Python 2+ or 3+ with sklearn_crfsuite, sklearn, eli5 and pickle packages installed
- Modeling:
- cd to the CRF directory.
- In this directory, open terminal and run the script
python CRF.py
orpython3 CRF.py
depends on the version of python you are using. - After this step we can have a model called "finalized_model.pkl" and "weight.html" file (this html file show the transition and state matrices learned from training set)
- Get output result:
- Compile and run the code in LoadModel.py (similar to the previous step). The output file is "output.txt"

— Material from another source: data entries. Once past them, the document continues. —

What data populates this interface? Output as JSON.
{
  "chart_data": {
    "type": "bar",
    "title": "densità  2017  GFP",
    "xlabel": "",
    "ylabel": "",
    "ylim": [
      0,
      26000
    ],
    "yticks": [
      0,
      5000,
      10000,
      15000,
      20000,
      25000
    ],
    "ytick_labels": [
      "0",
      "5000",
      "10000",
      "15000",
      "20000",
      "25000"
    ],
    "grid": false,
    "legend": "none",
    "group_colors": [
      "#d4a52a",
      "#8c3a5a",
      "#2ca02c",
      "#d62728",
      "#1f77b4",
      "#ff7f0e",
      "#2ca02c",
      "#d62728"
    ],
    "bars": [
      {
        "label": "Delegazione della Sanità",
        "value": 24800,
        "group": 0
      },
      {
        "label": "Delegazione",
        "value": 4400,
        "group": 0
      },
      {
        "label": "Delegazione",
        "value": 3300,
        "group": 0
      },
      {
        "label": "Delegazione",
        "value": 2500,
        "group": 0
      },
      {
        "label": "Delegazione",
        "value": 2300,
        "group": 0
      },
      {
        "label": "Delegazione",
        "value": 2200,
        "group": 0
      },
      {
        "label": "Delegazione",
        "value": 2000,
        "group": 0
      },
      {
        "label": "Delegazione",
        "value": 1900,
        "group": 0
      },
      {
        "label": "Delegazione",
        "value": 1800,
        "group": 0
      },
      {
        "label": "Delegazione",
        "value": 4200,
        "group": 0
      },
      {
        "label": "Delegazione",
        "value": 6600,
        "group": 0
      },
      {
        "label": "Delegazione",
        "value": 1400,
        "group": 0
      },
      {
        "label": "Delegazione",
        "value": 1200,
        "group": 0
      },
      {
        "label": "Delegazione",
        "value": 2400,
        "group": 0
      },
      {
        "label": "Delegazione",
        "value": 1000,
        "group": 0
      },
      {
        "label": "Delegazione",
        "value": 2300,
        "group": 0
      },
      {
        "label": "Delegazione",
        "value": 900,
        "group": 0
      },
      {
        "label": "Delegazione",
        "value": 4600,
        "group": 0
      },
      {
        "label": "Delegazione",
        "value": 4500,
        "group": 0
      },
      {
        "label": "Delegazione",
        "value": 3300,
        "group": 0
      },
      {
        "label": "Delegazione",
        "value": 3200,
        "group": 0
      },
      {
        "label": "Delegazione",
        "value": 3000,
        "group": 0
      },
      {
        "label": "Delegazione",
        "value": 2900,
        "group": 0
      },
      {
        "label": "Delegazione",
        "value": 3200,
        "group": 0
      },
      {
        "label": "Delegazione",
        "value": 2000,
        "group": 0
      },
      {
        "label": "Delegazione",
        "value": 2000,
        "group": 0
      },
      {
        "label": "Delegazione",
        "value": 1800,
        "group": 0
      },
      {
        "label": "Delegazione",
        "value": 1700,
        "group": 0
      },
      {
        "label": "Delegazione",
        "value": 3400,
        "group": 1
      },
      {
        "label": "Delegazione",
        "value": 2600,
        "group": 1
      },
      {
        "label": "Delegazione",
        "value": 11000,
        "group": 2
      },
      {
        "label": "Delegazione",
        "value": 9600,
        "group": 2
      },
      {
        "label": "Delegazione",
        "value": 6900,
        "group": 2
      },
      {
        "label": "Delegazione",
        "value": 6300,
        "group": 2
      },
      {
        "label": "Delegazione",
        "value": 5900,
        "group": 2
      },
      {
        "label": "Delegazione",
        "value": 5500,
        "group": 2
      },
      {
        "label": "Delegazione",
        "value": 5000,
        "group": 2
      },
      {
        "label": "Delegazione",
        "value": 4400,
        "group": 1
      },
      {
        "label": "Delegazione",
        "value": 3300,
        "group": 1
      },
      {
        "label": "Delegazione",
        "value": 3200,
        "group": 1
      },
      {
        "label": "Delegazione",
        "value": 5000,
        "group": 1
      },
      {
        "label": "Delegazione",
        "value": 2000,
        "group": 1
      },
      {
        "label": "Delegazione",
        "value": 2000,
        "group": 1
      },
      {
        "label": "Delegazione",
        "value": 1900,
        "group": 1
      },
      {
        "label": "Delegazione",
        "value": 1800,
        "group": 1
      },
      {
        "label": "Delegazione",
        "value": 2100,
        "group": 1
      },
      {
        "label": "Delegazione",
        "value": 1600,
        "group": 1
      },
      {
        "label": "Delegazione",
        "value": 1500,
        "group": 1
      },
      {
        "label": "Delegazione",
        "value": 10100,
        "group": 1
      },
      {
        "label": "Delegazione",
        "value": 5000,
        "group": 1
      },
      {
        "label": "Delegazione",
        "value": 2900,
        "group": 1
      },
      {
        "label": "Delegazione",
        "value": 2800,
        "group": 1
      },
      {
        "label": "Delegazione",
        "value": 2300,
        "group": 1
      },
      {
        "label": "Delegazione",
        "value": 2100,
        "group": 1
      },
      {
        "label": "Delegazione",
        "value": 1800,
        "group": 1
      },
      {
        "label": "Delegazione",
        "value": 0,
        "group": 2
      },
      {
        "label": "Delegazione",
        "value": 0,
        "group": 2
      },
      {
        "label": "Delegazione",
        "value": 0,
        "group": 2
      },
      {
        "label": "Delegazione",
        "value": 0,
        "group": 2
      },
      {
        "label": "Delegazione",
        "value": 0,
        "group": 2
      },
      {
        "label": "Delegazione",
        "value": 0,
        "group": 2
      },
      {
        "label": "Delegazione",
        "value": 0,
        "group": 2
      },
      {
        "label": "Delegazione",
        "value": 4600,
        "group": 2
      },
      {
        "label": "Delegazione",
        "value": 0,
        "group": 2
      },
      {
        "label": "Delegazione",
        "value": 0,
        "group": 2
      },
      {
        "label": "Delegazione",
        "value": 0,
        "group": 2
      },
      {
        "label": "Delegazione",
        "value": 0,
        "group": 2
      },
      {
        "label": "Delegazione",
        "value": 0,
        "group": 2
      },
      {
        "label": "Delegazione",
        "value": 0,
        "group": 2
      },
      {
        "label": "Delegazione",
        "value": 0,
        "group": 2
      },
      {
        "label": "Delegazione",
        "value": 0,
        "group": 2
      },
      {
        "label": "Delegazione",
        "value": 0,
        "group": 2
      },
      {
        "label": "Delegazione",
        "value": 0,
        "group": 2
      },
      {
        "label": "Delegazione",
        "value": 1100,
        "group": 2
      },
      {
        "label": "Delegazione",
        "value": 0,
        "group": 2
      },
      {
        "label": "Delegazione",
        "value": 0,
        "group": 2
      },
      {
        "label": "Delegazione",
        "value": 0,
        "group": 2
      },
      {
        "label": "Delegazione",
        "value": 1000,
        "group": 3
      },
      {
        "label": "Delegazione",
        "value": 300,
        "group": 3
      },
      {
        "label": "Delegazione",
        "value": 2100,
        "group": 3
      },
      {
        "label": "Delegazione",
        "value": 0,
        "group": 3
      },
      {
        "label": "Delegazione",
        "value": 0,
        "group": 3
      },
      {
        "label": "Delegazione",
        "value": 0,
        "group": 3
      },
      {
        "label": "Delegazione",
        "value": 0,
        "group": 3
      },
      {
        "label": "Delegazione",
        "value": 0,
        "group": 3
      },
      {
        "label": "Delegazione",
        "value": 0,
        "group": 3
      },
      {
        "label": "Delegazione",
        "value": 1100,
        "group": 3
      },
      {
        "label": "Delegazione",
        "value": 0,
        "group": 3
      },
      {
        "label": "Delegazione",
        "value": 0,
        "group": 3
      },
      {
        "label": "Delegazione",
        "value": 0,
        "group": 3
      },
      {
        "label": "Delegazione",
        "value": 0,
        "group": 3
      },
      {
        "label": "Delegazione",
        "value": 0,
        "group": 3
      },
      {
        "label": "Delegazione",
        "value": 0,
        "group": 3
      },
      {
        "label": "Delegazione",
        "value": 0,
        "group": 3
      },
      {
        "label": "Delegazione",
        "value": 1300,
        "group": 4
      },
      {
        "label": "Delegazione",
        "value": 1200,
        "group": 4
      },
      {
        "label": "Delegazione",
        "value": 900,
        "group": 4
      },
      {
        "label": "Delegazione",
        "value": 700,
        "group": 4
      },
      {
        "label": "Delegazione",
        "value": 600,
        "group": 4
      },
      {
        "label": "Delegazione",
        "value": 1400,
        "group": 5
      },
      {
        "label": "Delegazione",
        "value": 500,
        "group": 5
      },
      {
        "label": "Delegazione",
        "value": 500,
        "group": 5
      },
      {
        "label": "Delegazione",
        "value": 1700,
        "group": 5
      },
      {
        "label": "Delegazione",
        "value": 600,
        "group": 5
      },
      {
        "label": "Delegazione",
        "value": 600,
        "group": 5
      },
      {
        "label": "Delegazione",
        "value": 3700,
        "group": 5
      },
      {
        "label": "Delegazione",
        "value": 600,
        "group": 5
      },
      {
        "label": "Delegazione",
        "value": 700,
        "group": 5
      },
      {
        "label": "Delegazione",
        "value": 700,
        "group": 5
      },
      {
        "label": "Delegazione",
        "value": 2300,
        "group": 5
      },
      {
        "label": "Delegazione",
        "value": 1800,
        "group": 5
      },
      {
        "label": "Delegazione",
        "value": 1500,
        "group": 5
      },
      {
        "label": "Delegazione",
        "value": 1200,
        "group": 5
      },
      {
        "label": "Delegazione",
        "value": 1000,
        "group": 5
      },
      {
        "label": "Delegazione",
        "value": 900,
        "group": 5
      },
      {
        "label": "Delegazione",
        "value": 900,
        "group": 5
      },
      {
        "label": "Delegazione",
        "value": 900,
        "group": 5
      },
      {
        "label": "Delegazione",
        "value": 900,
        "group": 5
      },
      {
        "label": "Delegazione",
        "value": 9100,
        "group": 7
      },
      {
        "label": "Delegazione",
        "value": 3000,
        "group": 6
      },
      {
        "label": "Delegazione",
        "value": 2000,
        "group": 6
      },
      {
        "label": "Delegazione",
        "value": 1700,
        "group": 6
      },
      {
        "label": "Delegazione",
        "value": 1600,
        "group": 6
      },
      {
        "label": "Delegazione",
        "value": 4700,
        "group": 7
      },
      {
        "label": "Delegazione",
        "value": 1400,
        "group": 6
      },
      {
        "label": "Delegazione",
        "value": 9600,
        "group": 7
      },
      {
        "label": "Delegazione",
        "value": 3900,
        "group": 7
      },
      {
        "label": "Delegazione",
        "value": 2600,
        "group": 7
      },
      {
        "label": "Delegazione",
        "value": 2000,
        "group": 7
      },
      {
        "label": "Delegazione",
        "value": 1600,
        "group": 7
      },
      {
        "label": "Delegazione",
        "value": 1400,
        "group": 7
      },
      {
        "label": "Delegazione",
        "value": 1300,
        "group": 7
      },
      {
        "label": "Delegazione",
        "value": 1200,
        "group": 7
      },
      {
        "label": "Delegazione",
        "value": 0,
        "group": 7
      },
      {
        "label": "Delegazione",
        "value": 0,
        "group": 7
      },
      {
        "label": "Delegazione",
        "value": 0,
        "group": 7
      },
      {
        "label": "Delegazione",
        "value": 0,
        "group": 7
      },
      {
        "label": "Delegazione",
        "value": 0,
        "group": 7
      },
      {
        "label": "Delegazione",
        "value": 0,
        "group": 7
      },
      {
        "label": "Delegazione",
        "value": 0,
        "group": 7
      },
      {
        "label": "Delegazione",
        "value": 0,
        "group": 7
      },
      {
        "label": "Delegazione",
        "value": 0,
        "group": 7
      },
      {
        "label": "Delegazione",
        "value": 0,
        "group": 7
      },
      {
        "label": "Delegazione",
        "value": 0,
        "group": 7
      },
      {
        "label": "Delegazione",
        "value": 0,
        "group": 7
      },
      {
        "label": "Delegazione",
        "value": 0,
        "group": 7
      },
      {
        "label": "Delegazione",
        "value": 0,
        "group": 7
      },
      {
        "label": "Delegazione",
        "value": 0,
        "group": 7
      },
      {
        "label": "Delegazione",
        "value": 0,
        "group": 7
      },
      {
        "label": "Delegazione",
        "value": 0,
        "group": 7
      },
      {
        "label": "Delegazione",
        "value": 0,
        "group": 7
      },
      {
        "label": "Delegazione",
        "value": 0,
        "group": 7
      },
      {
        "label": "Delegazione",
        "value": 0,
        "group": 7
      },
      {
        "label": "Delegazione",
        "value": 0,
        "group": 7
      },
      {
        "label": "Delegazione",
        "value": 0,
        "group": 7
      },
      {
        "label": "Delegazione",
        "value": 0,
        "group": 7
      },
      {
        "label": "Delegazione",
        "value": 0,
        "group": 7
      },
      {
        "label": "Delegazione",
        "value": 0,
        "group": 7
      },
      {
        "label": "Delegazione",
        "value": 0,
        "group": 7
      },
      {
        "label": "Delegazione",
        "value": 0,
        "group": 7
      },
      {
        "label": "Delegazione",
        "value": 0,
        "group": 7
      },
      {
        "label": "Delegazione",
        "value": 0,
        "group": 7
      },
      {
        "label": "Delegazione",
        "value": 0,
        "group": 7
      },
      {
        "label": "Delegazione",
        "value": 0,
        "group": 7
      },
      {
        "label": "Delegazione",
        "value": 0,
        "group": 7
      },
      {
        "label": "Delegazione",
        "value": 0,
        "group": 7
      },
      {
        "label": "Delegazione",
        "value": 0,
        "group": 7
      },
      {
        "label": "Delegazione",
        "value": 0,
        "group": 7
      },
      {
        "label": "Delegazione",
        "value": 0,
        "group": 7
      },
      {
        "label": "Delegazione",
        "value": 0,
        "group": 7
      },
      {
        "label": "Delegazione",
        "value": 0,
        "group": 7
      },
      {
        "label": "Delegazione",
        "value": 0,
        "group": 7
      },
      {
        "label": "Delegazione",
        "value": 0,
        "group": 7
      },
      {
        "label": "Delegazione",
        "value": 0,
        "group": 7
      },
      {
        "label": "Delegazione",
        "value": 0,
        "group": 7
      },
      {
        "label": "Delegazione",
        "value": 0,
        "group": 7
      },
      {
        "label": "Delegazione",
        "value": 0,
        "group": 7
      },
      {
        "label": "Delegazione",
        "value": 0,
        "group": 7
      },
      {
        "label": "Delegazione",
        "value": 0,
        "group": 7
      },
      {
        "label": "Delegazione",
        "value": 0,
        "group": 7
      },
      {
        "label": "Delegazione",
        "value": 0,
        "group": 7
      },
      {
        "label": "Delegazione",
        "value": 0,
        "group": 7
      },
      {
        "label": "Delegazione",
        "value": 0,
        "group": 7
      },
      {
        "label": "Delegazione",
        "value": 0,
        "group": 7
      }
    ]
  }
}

- In this directory, we have the script provided by my supervisor 'conlleval.pl' (written by Thai Hoang Pham - https://github.com/pth1993/NNVLP/blob/master/conlleval.pl). Run the script by typing
./conlleval.pl -l -d '\t' < output.txt
to get token-based result. Run the script by typing./conlleval.pl -l -r -d '\t' < output.txt
to get chunk-based result. (on windows, install perl then run the scriptperl conlleval.pl -l -d "\t" < output.txt
andperl conlleval.pl -l -r -d "\t" < output.txt
on cmd to get corresponding results).
- Demo
- Compile and run the code in demo.py
- In terminal, enter any Vietnamese text
- Press enter, the result will appear on screen This is a very simple demo and still cannot solve the problem of end punctuation syllables.